A schooner is a sailing ship with two or more masts rigged with fore and aft sails. The photo below is of the Schooner Opal, a beautifully built schooner by Bodan-Werft in Ribnitz-Damgarten, Germany in 1951.
The Schooner Lizzie Carr, and the subject vessel of this post, was a 342 ton, 246 foot sailing ship, built by Walker , Dunn and Company in 1868. It was built to transport lumber and did so until it was lost off the coast of Rye, New Hampshire in 1905. The below photo is of the Lizzie Carr, seen in port some time before her demise.
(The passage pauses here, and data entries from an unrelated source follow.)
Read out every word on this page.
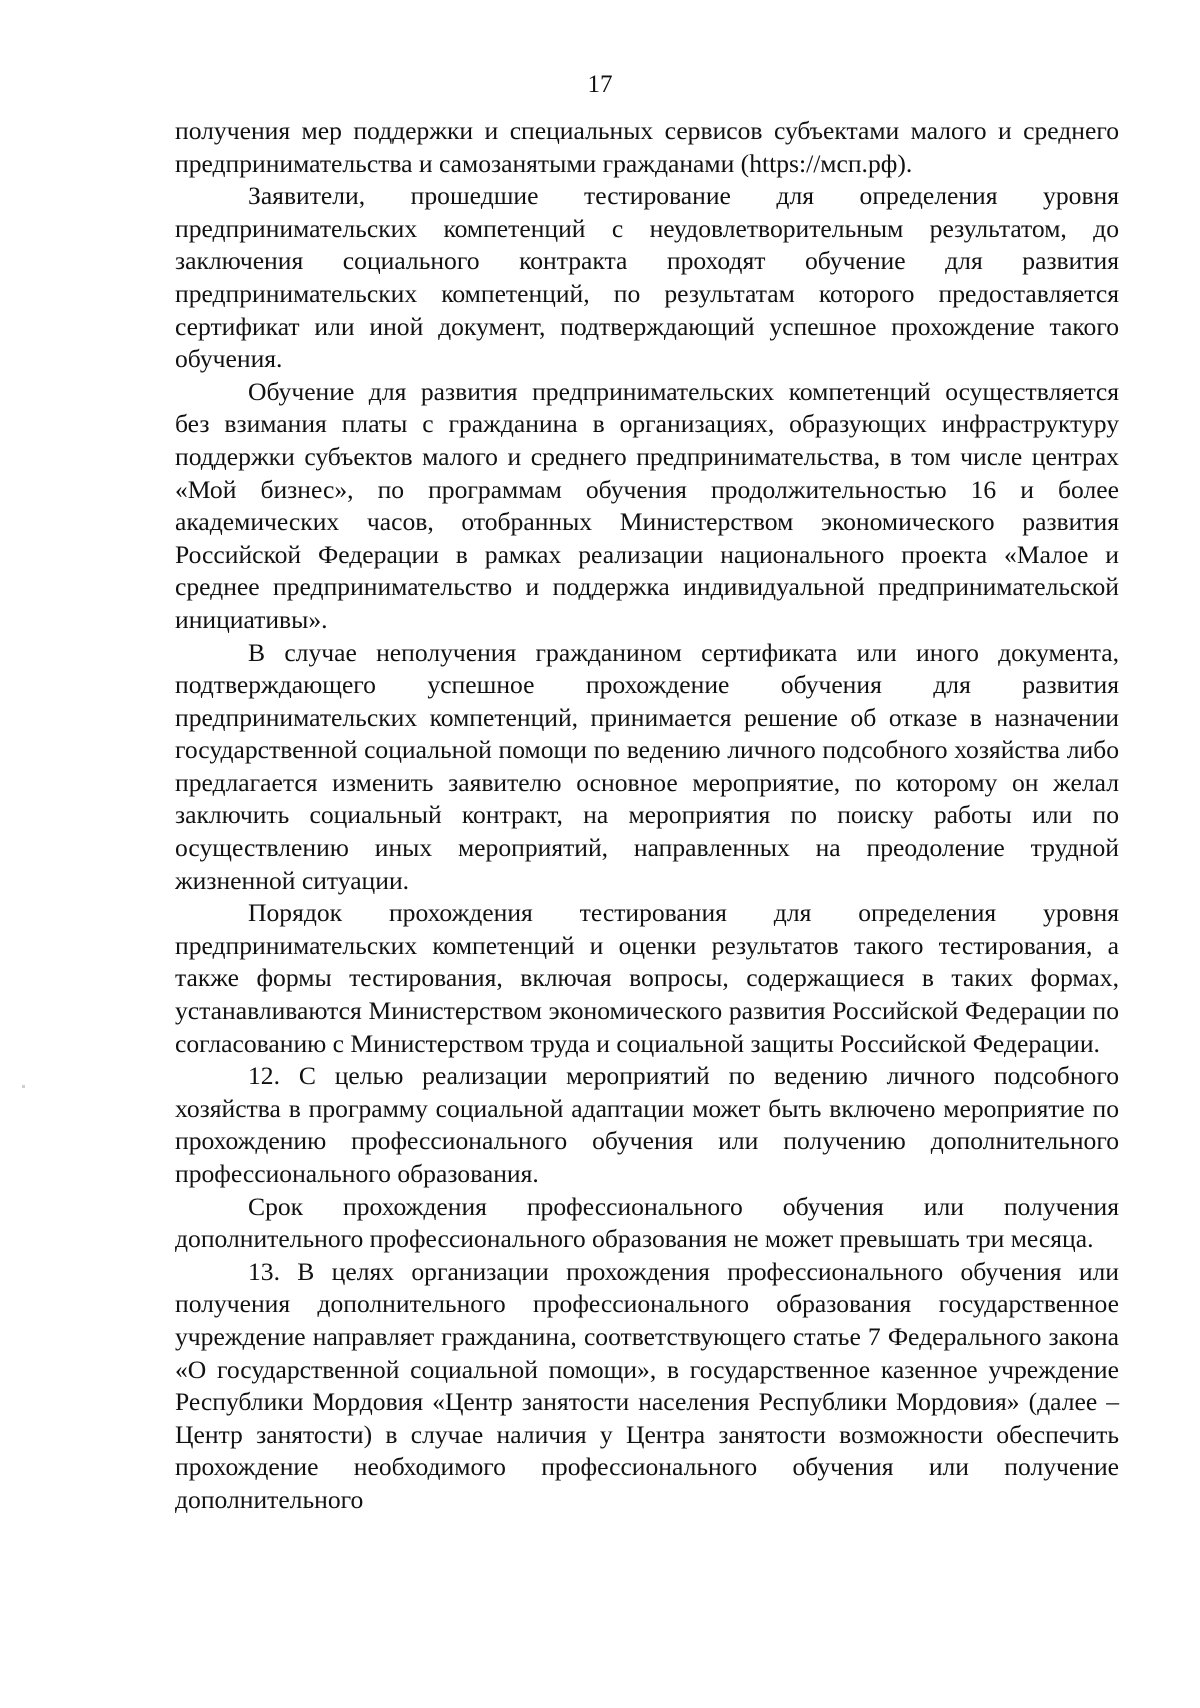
17

получения мер поддержки и специальных сервисов субъектами малого и среднего предпринимательства и самозанятыми гражданами (https://мсп.рф).

Заявители, прошедшие тестирование для определения уровня предпринимательских компетенций с неудовлетворительным результатом, до заключения социального контракта проходят обучение для развития предпринимательских компетенций, по результатам которого предоставляется сертификат или иной документ, подтверждающий успешное прохождение такого обучения.

Обучение для развития предпринимательских компетенций осуществляется без взимания платы с гражданина в организациях, образующих инфраструктуру поддержки субъектов малого и среднего предпринимательства, в том числе центрах «Мой бизнес», по программам обучения продолжительностью 16 и более академических часов, отобранных Министерством экономического развития Российской Федерации в рамках реализации национального проекта «Малое и среднее предпринимательство и поддержка индивидуальной предпринимательской инициативы».

В случае неполучения гражданином сертификата или иного документа, подтверждающего успешное прохождение обучения для развития предпринимательских компетенций, принимается решение об отказе в назначении государственной социальной помощи по ведению личного подсобного хозяйства либо предлагается изменить заявителю основное мероприятие, по которому он желал заключить социальный контракт, на мероприятия по поиску работы или по осуществлению иных мероприятий, направленных на преодоление трудной жизненной ситуации.

Порядок прохождения тестирования для определения уровня предпринимательских компетенций и оценки результатов такого тестирования, а также формы тестирования, включая вопросы, содержащиеся в таких формах, устанавливаются Министерством экономического развития Российской Федерации по согласованию с Министерством труда и социальной защиты Российской Федерации.

12. С целью реализации мероприятий по ведению личного подсобного хозяйства в программу социальной адаптации может быть включено мероприятие по прохождению профессионального обучения или получению дополнительного профессионального образования.

Срок прохождения профессионального обучения или получения дополнительного профессионального образования не может превышать три месяца.

13. В целях организации прохождения профессионального обучения или получения дополнительного профессионального образования государственное учреждение направляет гражданина, соответствующего статье 7 Федерального закона «О государственной социальной помощи», в государственное казенное учреждение Республики Мордовия «Центр занятости населения Республики Мордовия» (далее – Центр занятости) в случае наличия у Центра занятости возможности обеспечить прохождение необходимого профессионального обучения или получение дополнительного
Six of the seven crew members were rescued. Frank Treen, the first mate did not survive, having attempted to swim to shore before the rescue vessel arrived. See the Seacoastonline story here. The ship wreck has since been recovered in 1998 by a 10 year old boy. See the Seacoastonline story here.
I’m intrigued by this ship and the story of her service, transporting lumber over a hundred years ago. During my morning caffeination, I started to look for some old photographs of the Whale’s Tooth Pub in Lincolnville Maine, a property I help maintain.
I did find one very nice photo of the historic building which allowed me to glean some aspects of the structural components of the newer additions to the original property. As I examined the 1879 photograph, my eye was drawn to the ship, docked right on the estuary where I have spent some amount of time maintaining a pump system that draws in salt water to the restaurant’s lobster tank.
The beautiful schooner, sits quietly, her sails down, the crew out and about on dry land, taking leave until their next voyage.
The photo below, taken in 2022, paints quite a different scene at this location; however, the building, now a restaurant, The Whale’s Tooth Pub, continues to harbor and nourish those who serve and those who arrive from both the land and from the sea.